А там - чу - и поезжане ко двору подкатили: с боем выкупали ворота, выкупали косу, дружка разрезал хлебы, меняя половинки, нареченные с земным поклоном принимали родительское благословенье, и все, помолившись, шумно выходили на двор, где кони, кося искрометным глазом, нетерпеливо переступали, тревожа бубенцы и колокольца. Дружка с иконами обходил поезд.

- Ну, поезжане, кто с нами - садись в сани, а кто не с нами - отходи прочь!

Гремел воротний болт.

- Трогай… С богом.

Тройка уносила свадебный поезд. От венца ехали к молодому.

Свекор с свекровью, наряженные в вывороченные тулупы, встречали молодых в воротах и щедро обсыпали хмелем и житом, чтоб богато и весело жили, поили молодых молоком, чтоб дети были у них не черные, а белые.

На пороге молодых встречала коренная сваха, чарочки им наливала через край и приговаривала:

- Столько бы вам сынков, сколько в лесу пеньков… Да столько бы дочек, сколько в болоте кочек… Перину-то в двое рук взбивали, уж так взбили, так взбили…

С утра готов горной стол.

На улицах свадебное катанье - под дугой бубенцы, в гриве ленты переливались радугой. В лентах, в линючих бумажных цветах - орущее, ревущее, визжащее… Глиняные горшки били, орехи и пряники ребятишкам разбрасывали - молодым на счастье. Осатаневшие бабы, высоко задирая юбки и размахивая сорванными с голов платками, плясали и орали срамные песни.

Вечером всем аулом ехали к молодой на яичницу. А там, глядишь, и разгонные щи недалеки…

На Михайлов день Хомутово проскакали двое верховых - Карпуха Хохлёнков и Танёк-Пронёк, - то капустинские ребята воротились по домам.
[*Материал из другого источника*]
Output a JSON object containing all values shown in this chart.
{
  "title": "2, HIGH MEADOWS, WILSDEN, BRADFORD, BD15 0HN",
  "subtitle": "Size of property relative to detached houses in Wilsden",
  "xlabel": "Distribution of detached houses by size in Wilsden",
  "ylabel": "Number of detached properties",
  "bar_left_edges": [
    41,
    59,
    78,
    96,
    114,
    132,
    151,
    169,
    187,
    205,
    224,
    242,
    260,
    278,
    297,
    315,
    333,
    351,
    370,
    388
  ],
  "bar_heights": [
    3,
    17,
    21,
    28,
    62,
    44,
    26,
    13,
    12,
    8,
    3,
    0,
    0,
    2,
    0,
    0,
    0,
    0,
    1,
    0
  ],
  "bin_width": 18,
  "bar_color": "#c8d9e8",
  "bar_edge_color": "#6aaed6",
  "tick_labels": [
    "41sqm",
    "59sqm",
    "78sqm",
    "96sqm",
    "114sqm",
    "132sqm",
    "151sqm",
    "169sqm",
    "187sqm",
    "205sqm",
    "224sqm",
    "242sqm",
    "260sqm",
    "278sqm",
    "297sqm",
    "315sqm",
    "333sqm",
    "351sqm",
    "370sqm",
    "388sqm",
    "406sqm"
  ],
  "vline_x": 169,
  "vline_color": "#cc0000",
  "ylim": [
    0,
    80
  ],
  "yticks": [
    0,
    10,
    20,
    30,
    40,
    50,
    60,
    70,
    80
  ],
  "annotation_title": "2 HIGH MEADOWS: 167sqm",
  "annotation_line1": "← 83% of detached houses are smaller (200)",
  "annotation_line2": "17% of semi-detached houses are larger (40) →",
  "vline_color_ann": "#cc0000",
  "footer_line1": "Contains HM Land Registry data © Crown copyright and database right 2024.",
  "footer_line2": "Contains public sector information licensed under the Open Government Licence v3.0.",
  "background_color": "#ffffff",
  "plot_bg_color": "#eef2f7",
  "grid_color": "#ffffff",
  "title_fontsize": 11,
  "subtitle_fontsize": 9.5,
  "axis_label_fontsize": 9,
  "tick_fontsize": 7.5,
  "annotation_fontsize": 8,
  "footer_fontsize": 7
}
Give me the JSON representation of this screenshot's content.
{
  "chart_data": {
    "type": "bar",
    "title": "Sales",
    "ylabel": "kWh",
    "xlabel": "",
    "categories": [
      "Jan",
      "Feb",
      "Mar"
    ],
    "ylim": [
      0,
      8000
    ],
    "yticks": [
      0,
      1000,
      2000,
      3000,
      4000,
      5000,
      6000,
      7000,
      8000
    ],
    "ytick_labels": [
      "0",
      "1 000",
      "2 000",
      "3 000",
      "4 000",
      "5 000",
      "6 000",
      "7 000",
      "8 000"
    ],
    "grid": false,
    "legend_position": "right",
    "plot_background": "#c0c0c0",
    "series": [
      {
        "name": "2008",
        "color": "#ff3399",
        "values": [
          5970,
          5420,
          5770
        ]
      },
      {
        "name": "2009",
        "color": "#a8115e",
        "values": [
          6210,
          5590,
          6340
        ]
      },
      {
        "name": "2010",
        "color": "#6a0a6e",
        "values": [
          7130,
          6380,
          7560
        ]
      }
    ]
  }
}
Как раз старики от обедни шли и переговаривались:

- Наши башибузуки явились.

- Лебеда-лабуда, крапива, полынь горькая… Хороших людей на войне убивает, а на таких псов и пропаду нет.
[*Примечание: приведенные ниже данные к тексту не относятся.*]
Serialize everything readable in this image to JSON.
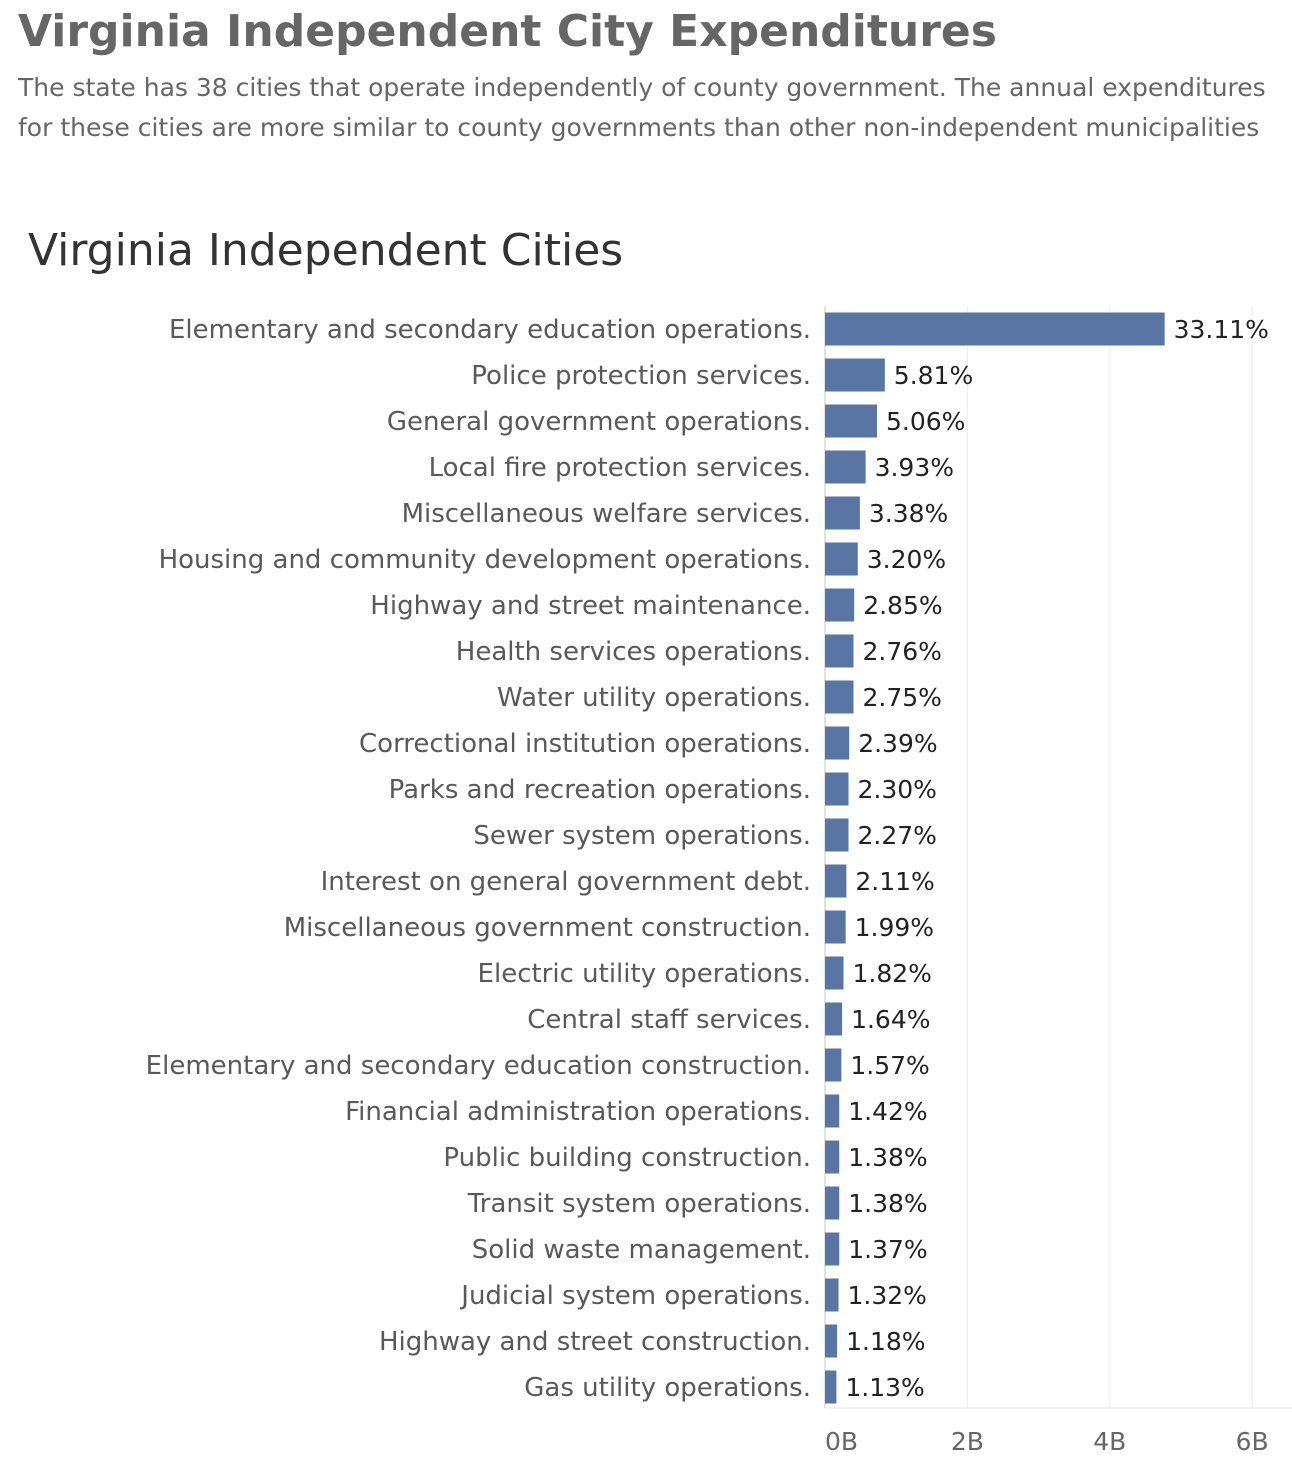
{
  "page": {
    "title": "Virginia Independent City Expenditures",
    "description_lines": [
      "The state has 38 cities that operate independently of county government. The annual expenditures",
      "for these cities are more similar to county governments than other non-independent municipalities"
    ]
  },
  "chart_data": {
    "type": "bar",
    "orientation": "horizontal",
    "title": "Virginia Independent Cities",
    "xlabel": "",
    "ylabel": "",
    "categories": [
      "Elementary and secondary education operations.",
      "Police protection services.",
      "General government operations.",
      "Local fire protection services.",
      "Miscellaneous welfare services.",
      "Housing and community development operations.",
      "Highway and street maintenance.",
      "Health services operations.",
      "Water utility operations.",
      "Correctional institution operations.",
      "Parks and recreation operations.",
      "Sewer system operations.",
      "Interest on general government debt.",
      "Miscellaneous government construction.",
      "Electric utility operations.",
      "Central staff services.",
      "Elementary and secondary education construction.",
      "Financial administration operations.",
      "Public building construction.",
      "Transit system operations.",
      "Solid waste management.",
      "Judicial system operations.",
      "Highway and street construction.",
      "Gas utility operations."
    ],
    "values": [
      4.77,
      0.84,
      0.73,
      0.57,
      0.49,
      0.46,
      0.41,
      0.4,
      0.4,
      0.34,
      0.33,
      0.33,
      0.3,
      0.29,
      0.26,
      0.24,
      0.23,
      0.2,
      0.2,
      0.2,
      0.2,
      0.19,
      0.17,
      0.16
    ],
    "value_units": "billions",
    "data_labels": [
      "33.11%",
      "5.81%",
      "5.06%",
      "3.93%",
      "3.38%",
      "3.20%",
      "2.85%",
      "2.76%",
      "2.75%",
      "2.39%",
      "2.30%",
      "2.27%",
      "2.11%",
      "1.99%",
      "1.82%",
      "1.64%",
      "1.57%",
      "1.42%",
      "1.38%",
      "1.38%",
      "1.37%",
      "1.32%",
      "1.18%",
      "1.13%"
    ],
    "xlim": [
      0,
      6.6
    ],
    "xticks": [
      0,
      2,
      4,
      6
    ],
    "xtick_labels": [
      "0B",
      "2B",
      "4B",
      "6B"
    ],
    "grid": "vertical",
    "legend": "none",
    "bar_color": "#5975a4"
  }
}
- Наведать надо… Ведь он, Пронька-то, сукин сын, крестник мой.

Хохлёнков проскакал нижний прогон и круто осадил перед своим двором: лошадь с разбегу легонько ткнулась вспененной мордой в ворота, отороченные жестяными пряниками. Калитка была расхлебянена, по двору ветер гонял курчонок и разбрыленное сено. Заметалось сердце в Карпухе. Горячую лошадь под навес к сохе пристегнул, сам в избу. С кровати из-под кучи тряпья стон:

- Кто это?

- Здорово ли живете?

- Карпуша…

- Аль не ждала?

- Какое… Господи… - соскочила с постели босая. Придерживая на груди дырявую рубаху, ловила мужнину руку поцеловать.

- Ложись, Фенюшка, куда вскочила… Аль болезнь крутит?
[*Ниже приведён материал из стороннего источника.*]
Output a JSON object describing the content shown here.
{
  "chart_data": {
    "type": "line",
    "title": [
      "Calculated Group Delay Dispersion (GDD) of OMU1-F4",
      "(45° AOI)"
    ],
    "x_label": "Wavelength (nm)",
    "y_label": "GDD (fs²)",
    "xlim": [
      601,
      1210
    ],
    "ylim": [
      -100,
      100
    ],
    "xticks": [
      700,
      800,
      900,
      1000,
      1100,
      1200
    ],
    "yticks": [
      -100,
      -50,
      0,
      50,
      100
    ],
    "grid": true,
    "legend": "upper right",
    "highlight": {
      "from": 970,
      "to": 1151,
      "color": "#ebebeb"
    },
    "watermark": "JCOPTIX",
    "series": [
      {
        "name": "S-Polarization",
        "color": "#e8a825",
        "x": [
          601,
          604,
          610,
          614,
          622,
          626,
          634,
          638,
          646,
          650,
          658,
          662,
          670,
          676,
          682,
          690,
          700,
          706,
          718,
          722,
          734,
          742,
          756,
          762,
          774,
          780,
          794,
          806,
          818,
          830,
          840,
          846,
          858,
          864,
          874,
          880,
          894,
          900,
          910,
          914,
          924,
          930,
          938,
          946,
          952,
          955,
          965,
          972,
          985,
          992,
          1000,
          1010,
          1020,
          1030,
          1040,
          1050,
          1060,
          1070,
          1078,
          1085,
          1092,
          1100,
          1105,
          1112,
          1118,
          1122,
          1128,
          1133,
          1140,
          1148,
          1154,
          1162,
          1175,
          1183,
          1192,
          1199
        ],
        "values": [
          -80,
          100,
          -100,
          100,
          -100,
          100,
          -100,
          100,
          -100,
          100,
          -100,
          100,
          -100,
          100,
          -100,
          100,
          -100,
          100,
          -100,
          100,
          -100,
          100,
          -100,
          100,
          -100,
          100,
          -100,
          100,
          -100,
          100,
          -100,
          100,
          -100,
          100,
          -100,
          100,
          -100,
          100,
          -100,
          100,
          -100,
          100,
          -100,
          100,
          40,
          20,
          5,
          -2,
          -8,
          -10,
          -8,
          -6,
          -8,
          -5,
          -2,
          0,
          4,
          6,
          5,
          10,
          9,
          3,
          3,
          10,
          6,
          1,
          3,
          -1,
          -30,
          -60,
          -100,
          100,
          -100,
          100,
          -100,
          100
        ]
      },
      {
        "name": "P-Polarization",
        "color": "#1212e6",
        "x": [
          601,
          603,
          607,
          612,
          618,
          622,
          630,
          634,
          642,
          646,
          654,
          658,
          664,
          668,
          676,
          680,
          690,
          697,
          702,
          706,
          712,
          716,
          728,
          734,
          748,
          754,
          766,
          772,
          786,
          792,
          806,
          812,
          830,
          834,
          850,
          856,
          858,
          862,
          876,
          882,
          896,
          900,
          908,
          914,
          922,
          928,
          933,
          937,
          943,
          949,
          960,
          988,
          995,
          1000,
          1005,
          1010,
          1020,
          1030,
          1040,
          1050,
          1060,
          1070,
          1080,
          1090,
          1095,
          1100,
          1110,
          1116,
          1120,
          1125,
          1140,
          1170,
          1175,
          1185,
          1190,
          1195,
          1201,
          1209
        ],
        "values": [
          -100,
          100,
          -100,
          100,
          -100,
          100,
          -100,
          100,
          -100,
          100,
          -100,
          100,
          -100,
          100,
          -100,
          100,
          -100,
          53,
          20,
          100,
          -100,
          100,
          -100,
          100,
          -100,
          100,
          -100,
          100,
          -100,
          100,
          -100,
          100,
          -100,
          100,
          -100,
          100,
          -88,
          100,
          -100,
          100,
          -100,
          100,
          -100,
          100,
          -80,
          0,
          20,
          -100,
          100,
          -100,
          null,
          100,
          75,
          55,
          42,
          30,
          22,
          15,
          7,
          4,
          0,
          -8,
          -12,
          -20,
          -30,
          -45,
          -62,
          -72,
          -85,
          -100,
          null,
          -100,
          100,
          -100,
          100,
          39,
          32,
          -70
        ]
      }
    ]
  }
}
- Не чаяла… Какое… Господи…

Уложил, укрыл жену тулупом, сам на кровать присел. Жена заплакала навзрыд: прорывались горькие жалобы на деверя, на брата, на всю родню - травили, проходу не давали, попрекая тем, что он, Карпуха, у красных служит, хлеб остался в поле неубранным, Лысенка сдохла, последнюю кобылу чехи со двора увели… Огляделся Карп со свету - пуста изба, кошка на шестке южит.

- Самовар где?

- Шурин за долг забрал.

В избу робко, ровно мышата, вшмыгнули пятилетний сын Мишка и дочь Дунька. Одичавшие, грязные и нечесаные, с руками, в кровь изорванными цыпками, они робко подошли к отцу. Он перецеловал их, вышарил в кармане два куска сахару, вывалянного в махорке, - гостинец. Глаза матери были затоплены счастьем. Подвыпил Карпуха, надел новую рубашку, пошел шурина бить.

У плотины на зеленом пригорке торчала косопузая избенка кузнеца Трофима Касьяновича, который уже много лет тому как утонул по пьяному делу в Гатном озере. Осталась после него коротать век с сыном Пронюшкой старая кузнечиха Евдоха. Проньку еще покойный батя к кузнечеству приставил. Пронька - ухарь малый - с утра до ночи в своей кузнице железами гремел, огонь травил, песни орал. А Евдоха первой по селу повитухой слыла и шинкарством занималась по-тихой. В восемнадцатом году напялил Пронька на свои крутые плечи шинель, взял ружье и - пропал. Ждала-ждала Евдоха, под окошечком сидючи, все глаза выплакала… Говаривала старая:

- Увидеть бы соколика хоть одним глазком, тогда и умирать можно.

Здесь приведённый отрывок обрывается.